Investing

Death of the Stock Analyst: Why they will be Replaced by Robots

By February 17, 2017 No Comments

I was recently at a technology CEO conference. At one point, there was a discussion about how some companies no longer want to go public. One seasoned CEO bemoaned the amount of time that goes into analyst meetings when you are a listed company. I pointed out that things might get better fast: the very technologies these CEOs are applying to other problems – neural networks, machine learning, and other tools of artificial intelligence – could completely eliminate traditional stock analysis and analysts. I believe there is no reason it can’t.

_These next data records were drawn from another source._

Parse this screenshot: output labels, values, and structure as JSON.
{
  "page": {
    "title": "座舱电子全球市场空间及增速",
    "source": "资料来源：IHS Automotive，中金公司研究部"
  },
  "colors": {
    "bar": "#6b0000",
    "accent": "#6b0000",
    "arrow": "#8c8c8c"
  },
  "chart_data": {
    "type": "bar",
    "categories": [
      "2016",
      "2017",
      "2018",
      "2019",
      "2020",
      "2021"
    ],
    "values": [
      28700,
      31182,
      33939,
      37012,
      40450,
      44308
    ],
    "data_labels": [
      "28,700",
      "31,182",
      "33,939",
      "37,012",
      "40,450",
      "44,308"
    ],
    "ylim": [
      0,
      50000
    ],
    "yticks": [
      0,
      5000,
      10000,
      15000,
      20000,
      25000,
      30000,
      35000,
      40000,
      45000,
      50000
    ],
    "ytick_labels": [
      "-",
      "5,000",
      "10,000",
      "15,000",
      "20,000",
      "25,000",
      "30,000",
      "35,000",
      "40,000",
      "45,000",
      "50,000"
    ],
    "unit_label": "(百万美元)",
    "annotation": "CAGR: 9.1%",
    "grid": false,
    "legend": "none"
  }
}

When it comes to things like deep machine learning, you may have heard the terms but not yet appreciated the results. But they are here. Today you can download free software to build your own artificial intelligence algorithms, in a few minutes, that can detect handwritten numbers with well over 95% accuracy. In the past few years, advances in synthetic vision have allowed driverless cars. (Every time your computer identifies you with facial recognition or a fingerprint it is using that technology.) And Google has processed one hundred million street addresses with an accuracy as good as humans, but faster. They claim they processed all the addresses in France in under an hour.

Investing is not immune to technological innovations. Technology has already changed so much in financial markets that they are barely recognizable from even ten years ago. Only a decade ago, large investment banks had trading floors that were the size of football fields – and stock, options and futures exchanges had bustling pits. Today, those venues and floors are nearly empty – or totally abandoned.

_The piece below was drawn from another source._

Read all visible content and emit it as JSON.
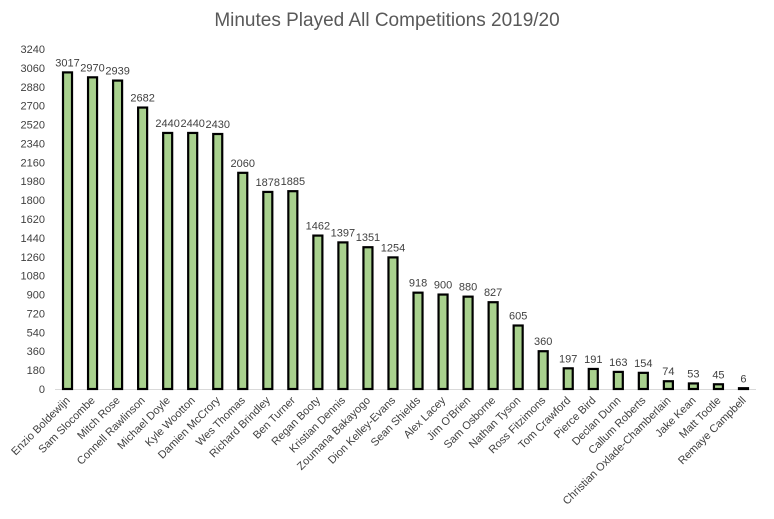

But it goes beyond people. Algorithmic and high-frequency trading has fundamentally changed markets. Every sale of one million shares is electronically broken up into thousands of 100 share trades to make big orders indistinguishable from an individual punting with a few thousand dollars. The real actions are masked by the sheer volume that comes from all those artificially small trades. If nothing else, the visibility of bulky trades, which might signal even larger trades waiting to hit the floor, is lost today.

So how does technology affect stock analysis? Analysts build large spreadsheets from financial data, trying to create a handcrafted forecast of the future results of a single company or business. It is all about being a mile deep and a foot wide: spending enormous effort to try to get the right data about one company at a single point in time to decide if it will outperform or underperform business expectations.

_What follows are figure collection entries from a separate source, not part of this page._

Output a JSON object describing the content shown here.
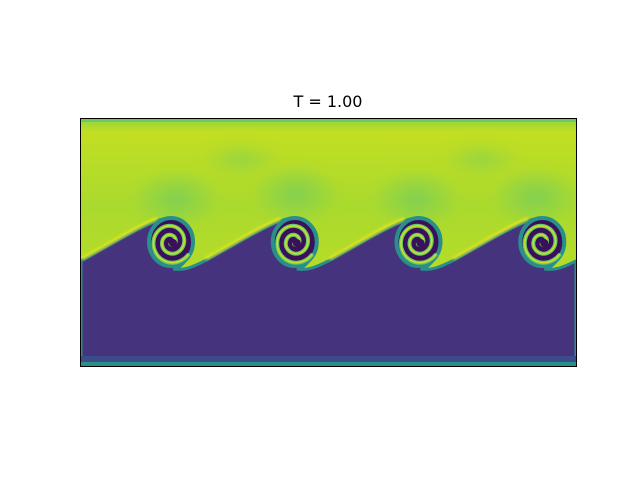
{
  "figure": {
    "title": "T = 1.00",
    "colormap": "viridis",
    "colors": {
      "upper_fluid": "#b7dc2a",
      "lower_fluid": "#45337e",
      "interface": "#2a8f8b",
      "bright_edge": "#e6e41d",
      "mid_green": "#6bc862",
      "dark_core": "#3a0f5c"
    },
    "vortex_count": 4
  }
}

But technology takes data analysis to another level. An algorithm can analyze not just one company at one time – but rather can evaluate every piece of financial data ever reported for every company over all time to find patterns and identify opportunities across firms – and do it all in minutes.

What’s profound is while it used to be that only large, well-funded investment firms could do this depth of analysis, today, the data is available to everyone.

The end result? Algorithmic trading has made capturing trading profits harder, diminishing opportunities to capture alpha, thus, leading to the rise of ETFs and factor investing. Instead of seeking fund outperformance, investors are focusing on how to combine factor exposures using low-cost ETFs.

Some observers believe we will look back to this decade in 100 years and say the computational changes happening today are as fundamental as when mankind developed electricity, the transistor, the gas engine, or airplanes. Those technologies put the city lamp lighter, the blacksmith, and the Pony Express out of business.

The traditional stock analyst may be one of the next professions to become extinct.

Opinions expressed are current opinions as of the date appearing in this material only. While the data contained herein has been prepared from information that the author believes to be reliable, the author does not warrant the accuracy or completeness of such information. This communication is for informational purposes only. This is not intended as nor is it an offer, or solicitation of any offer to buy or sell any security, investment or product.